Business Standard

Not pessimistic but mindful of challenges: CEA V Anantha Nageswaran

Says that he was upbeat but cautious about the growth prospects of India while projecting a 6.5-7% GDP growth rate for 2024-25

V Anantha Nageswaran, Nageswaran, Anantha

Ruchika ChitravanshiShikha Chaturvedi New Delhi
Chief Economic Advisor (CEA) V Anantha Nageswaran on Monday said that he was upbeat but cautious about the growth prospects of India while projecting a 6.5-7 per cent gross domestic product (GDP) growth rate for 2024-25. The CEA, while addressing a press conference, called for policy interventions in the agriculture sector, bridging the job and skill gap, among other things.

GDP growth projection of 6.5-7%: Conservative?

We are not pessimistic. We are very optimistic about growth but also mindful of the challenges, which I listed, including the way the monsoon has progressed.

In January, we were more confident about 7 per cent. Since then, the global environment has become even more polarised, and financial market valuations are much more elevated. We feel 7 per cent is doable, yet we want to be, not necessarily cautious, but somewhat prudent in projecting. We would rather be pleasantly surprised than be forced to face disappointments.
 

What brought us from $8 to $2,500 (per capita income) in the past 30 years when the world was very different will not be what takes us from $2,500 to $10,000. This awareness is what we try to convey in the Economic Survey.

Agriculture, a growth driver

With the way global growth and trade are evolving and the kind of protectionism that is becoming rife, agriculture still carries a huge potential for driving growth. If only we can make sure the incentives are aligned, allied services in agriculture are encouraged, and land consolidation happens in a big way because more than 85 per cent of land is 2 hectares or less.

Even in average yield, there is a gulf, and if we can bridge this gulf, we not only ensure domestic food security but can also become a very important global exporter of food, which also gives us strategic advantages.

Job creation and skilling

India needs to create about 8 million jobs annually until 2030 in the non-farm sector. What is heartening for skilling is that earlier we were worried about enrolment in higher education in India. The aspirations have shifted. It is about learning outcomes.

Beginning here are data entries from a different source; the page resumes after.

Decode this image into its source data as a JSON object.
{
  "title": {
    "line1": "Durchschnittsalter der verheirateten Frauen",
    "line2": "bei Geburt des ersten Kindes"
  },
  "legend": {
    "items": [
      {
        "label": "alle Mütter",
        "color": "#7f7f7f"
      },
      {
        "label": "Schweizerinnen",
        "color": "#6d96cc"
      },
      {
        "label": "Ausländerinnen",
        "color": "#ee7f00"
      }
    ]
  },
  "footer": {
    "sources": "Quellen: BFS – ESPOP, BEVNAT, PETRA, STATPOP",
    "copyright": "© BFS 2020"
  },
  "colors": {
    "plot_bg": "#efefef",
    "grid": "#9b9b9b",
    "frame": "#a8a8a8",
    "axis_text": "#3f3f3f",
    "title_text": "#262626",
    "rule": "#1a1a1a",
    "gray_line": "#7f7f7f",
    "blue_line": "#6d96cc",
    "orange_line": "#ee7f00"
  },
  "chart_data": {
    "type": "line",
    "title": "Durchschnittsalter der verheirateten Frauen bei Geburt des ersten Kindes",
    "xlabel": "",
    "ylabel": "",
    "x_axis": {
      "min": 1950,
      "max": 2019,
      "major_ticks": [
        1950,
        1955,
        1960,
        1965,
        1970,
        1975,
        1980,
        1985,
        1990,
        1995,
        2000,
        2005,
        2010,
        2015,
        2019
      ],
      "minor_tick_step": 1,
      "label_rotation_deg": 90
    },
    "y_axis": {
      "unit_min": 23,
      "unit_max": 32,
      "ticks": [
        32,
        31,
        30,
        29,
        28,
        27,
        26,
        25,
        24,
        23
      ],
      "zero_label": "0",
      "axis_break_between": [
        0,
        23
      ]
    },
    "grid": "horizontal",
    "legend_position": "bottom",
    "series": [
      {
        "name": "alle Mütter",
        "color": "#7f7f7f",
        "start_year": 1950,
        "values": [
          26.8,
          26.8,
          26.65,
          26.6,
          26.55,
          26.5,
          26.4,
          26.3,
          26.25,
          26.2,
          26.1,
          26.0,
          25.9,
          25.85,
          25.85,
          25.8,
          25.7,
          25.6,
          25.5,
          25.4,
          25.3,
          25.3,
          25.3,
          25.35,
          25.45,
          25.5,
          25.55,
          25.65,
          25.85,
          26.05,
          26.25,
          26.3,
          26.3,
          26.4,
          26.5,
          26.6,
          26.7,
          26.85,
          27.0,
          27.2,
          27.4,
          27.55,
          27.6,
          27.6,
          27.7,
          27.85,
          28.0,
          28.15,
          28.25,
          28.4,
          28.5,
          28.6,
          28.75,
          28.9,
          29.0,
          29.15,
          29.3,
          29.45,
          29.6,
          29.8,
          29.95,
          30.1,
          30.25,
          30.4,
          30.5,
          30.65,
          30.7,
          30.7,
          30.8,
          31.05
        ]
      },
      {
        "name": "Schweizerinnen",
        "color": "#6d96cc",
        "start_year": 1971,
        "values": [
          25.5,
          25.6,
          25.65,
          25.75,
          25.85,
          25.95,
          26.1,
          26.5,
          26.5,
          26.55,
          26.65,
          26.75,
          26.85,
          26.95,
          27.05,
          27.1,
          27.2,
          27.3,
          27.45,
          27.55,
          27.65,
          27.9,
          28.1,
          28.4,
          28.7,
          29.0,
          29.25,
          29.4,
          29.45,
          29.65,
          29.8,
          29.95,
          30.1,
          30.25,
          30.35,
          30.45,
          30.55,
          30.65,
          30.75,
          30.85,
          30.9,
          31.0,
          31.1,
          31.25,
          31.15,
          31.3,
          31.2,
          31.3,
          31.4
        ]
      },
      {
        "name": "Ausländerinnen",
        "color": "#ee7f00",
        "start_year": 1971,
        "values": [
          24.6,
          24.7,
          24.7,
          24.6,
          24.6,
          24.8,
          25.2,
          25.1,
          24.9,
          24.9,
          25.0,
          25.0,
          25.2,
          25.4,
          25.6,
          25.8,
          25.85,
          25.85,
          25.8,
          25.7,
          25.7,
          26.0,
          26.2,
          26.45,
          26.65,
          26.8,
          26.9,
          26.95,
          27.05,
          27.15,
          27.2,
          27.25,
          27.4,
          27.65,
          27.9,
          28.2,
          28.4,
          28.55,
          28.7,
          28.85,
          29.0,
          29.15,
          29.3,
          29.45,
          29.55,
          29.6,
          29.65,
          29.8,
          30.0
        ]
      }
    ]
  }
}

The number of activities restricted for women in different states totals 139. When we talk about boosting female labour force participation, some of these are in the realm of states. The proportion of people who took the employability test and passed was one-third and is now more than one-half. The task ahead is still quite large, with a little under half not considered employable. But progress is important to take note of.

Using taxation to reduce inequality

We have a progressive rate of taxes in both direct and indirect taxes. Ultimately, it also has implications for how we tax income, including income from labour and how we tax income from capital, etc. Those are the underlying angles behind that question.

Impact of artificial intelligence

The impact of artificial intelligence (AI) is still not very well understood across the world. We need to ensure that as we deploy AI, we also prepare the population to be able to participate in it by redesigning the curriculum and creating in-house courses to make them AI-compatible and AI-employable.

While the global capability centre-kind of jobs may not be very easily affected in the near term, some of the business process outsourcing jobs may be affected. So, India may experience a slight short-term negative impact followed by a medium-term positive impact.

Concerns of over-financialisation

When the pace of financialisation of the economy or financial innovations in the capital markets is running faster than economic development — and the Asian financial crisis is a classic example of that — usually, it runs into trouble. So, the introduction of derivatives products and single-stock futures are all things that, for a country of this per capita income size, are very good financial innovations but probably a little bit too early from the point of view of what it means for the underlying savings habits and channelling those savings into capital formation.

Response to green bonds

The greenium issue is not peculiar to India. It plagues all green bond issuances across the world. It is not that something is lacking in India’s offering. We have a very high green rating. It is about the private capital across the world and India walking the talk that ‘we are interested in green projects’. It is not that India is missing something.